Плач становится еще хуже, до того, что она не может говорить. Так что я сижу молча рядом с ней, у меня внутри все сжалось и горит, но я отказываюсь отпускать. У нас нет времени, чтобы сидеть и плакать и плохо себя чувствовать. У нас даже нет времени для меня, чтобы выяснить, что происходит между мной и Беном.

У нас есть проблемы поважнее, и чуть меньше трех дней, чтобы решить их.

– Как я могла забыть кого-то, кто так сильно меня любил?

Кто-то, кто любил меня так.

Я знаю, что Бен сделал все это для меня. Он не вернулся ко мне, потому что за ним следили и он не хотел подвергать опасности меня - и позже он думал, что спасает меня. Это должно значить что-то.

Но я не знаю что.

Потому что вот она, эта девушка, которая не настоящая я, со стильной стрижкой и шрамом от ветряной оспы на лбу, и теперь она плачет над плохо выпавшими картами.

Я плакала больше, чем мне хотелось бы признавать, но я пришла в себя и придумала план исправления, независимо от того, что новая катастрофа просто взорвала мою жизнь. Тогда я сделала это.

Он не видел отличия в ней - как кто-то, кто любит меня, разве он не должен был знать, что она не я?

– Мы все же не в порядке, не так ли?

Я качаю головой. - Нет, мы нет. - я действительно не та, кто ходит вокруг да около.

Она кивает, словно знала это в глубине души, но это только заставляет ее плакать сильнее.

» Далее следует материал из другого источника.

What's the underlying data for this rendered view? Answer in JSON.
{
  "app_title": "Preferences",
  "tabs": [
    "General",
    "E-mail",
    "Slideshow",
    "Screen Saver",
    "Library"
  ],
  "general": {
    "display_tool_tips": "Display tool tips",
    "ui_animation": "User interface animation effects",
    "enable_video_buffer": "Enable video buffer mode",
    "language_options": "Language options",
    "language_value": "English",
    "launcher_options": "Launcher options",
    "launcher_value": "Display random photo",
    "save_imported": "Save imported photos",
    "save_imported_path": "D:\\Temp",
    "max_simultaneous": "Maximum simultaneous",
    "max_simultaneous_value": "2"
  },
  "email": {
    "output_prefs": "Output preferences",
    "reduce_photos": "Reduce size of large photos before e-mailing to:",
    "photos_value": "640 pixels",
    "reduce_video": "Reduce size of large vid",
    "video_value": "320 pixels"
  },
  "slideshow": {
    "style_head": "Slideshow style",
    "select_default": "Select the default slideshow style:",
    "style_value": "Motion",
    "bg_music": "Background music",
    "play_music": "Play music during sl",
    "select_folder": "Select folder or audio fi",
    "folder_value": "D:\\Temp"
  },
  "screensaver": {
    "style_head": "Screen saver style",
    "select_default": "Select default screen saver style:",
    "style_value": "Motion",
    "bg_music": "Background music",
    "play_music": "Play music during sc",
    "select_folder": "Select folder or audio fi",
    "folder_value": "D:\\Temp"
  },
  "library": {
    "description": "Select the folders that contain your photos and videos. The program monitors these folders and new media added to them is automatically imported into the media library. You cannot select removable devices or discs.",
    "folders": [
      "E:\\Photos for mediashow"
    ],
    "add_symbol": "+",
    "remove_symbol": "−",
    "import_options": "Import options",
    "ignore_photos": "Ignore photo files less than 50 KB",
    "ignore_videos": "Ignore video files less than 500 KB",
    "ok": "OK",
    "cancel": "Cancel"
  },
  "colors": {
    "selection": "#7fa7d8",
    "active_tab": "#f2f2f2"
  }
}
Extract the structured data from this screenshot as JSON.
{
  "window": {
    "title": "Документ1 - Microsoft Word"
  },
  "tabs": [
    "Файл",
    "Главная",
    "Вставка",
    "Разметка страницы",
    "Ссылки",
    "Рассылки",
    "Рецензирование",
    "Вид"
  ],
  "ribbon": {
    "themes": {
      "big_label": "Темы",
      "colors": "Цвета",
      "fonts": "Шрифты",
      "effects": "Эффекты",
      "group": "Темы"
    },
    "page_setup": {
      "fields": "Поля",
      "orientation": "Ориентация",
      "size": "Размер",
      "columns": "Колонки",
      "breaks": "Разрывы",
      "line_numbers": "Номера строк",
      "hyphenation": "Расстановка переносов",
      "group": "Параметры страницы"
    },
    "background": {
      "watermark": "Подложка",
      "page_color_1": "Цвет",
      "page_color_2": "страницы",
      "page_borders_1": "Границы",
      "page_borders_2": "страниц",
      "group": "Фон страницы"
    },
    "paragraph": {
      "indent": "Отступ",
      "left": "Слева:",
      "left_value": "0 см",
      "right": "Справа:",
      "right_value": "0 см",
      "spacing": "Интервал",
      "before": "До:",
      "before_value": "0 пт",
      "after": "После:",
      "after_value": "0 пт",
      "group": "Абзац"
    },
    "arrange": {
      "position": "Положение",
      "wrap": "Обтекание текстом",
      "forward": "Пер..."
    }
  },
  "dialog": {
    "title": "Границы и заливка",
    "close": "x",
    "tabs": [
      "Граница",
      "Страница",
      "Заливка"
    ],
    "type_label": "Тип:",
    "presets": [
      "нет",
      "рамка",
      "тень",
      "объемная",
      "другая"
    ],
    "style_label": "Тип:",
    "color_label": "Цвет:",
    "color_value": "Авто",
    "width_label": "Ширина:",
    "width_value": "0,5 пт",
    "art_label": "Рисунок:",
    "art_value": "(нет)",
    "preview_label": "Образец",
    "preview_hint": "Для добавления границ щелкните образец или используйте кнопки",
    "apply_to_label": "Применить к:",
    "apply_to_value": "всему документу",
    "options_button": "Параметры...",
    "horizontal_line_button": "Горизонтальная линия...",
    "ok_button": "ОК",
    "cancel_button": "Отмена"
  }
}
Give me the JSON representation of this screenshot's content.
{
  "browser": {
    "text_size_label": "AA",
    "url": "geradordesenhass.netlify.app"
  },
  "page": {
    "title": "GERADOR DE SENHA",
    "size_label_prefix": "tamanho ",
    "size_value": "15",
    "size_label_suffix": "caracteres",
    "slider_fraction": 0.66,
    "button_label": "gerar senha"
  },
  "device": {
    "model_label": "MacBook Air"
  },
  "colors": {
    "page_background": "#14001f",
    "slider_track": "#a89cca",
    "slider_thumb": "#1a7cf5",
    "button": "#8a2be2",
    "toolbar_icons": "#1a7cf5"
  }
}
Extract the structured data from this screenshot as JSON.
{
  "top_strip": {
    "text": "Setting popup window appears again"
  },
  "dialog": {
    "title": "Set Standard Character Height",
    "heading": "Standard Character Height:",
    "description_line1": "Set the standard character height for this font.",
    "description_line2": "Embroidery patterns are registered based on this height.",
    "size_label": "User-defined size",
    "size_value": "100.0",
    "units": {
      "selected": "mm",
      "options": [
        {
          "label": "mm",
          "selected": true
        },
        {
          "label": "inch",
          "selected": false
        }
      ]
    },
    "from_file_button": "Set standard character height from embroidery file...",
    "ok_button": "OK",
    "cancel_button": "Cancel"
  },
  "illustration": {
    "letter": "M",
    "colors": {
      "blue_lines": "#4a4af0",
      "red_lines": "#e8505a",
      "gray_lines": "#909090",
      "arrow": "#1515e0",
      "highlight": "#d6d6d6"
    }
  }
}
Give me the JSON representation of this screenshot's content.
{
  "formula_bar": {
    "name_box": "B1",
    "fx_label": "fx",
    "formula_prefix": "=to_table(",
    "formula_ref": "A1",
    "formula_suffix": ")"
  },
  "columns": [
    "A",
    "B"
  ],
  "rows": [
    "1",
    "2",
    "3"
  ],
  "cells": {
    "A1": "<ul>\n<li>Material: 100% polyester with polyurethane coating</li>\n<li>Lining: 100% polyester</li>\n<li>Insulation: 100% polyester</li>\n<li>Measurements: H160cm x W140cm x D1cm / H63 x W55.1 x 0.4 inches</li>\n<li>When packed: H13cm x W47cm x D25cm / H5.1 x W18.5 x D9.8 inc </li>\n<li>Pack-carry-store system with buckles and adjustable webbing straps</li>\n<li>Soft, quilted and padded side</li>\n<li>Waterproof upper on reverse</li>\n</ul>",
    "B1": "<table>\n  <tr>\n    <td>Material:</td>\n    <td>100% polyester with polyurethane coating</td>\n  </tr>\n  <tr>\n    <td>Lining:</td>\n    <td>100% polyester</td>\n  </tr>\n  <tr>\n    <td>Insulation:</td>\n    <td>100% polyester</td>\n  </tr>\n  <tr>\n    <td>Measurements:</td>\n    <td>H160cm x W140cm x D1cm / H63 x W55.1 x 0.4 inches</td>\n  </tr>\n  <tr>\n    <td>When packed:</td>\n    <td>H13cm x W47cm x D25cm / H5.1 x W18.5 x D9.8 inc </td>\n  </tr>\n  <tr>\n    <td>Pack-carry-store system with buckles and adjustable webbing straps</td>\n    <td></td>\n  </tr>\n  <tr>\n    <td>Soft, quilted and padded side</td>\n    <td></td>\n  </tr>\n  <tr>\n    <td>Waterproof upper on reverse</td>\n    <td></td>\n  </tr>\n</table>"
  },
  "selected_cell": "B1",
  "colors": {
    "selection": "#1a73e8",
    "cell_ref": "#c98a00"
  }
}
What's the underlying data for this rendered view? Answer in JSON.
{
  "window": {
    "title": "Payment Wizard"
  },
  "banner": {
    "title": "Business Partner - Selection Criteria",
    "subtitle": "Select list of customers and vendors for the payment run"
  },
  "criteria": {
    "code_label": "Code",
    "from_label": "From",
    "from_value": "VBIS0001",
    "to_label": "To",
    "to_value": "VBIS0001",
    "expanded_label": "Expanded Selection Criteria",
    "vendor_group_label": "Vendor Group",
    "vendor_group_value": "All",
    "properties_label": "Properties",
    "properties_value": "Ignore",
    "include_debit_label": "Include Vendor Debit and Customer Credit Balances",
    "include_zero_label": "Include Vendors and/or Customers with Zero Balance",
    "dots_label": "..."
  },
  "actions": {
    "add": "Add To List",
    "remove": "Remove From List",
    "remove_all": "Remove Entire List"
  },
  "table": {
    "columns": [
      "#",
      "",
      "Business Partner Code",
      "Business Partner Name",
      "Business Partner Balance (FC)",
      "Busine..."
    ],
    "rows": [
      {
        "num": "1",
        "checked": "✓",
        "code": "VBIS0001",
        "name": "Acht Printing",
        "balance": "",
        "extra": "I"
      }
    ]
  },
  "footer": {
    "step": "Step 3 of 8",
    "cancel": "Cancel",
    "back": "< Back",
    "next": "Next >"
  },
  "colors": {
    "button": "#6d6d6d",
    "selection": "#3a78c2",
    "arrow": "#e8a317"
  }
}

Она знает, что я ее двойник. На основе ее реакции на меня, сомневаюсь, что она когда-либо видела своих двойников прежде, но она знает кто я. Значит она из вселенной, которая имеет широкие знания о путешествиях.

И она либо лучшая актриса, которую я когда-либо видела, либо она вне себя и до смерти боится, что сделает ее ужасным подставным лицом. Так что я собираюсь сказать ей это прямо. - Джаннель, - говорю я, перекатывая слово вокруг своего языка и пытаясь не замечать, как неловко она себя чувствует. - Мне нужно знать, как ты оказалась в той тюрьме. Это важно.

Она кивает, но это требует некоторого времени, чтобы на самом деле успокоиться достаточно, чтобы говорить со мной.

Но когда она это делает, то рассказывает мне все.

Я выхожу из той палаты, зная две вещи наверняка.

Она не подставное лицо АИ.

И как только вы пропустите как сильно мы похожи друг на друга, она не такая как я.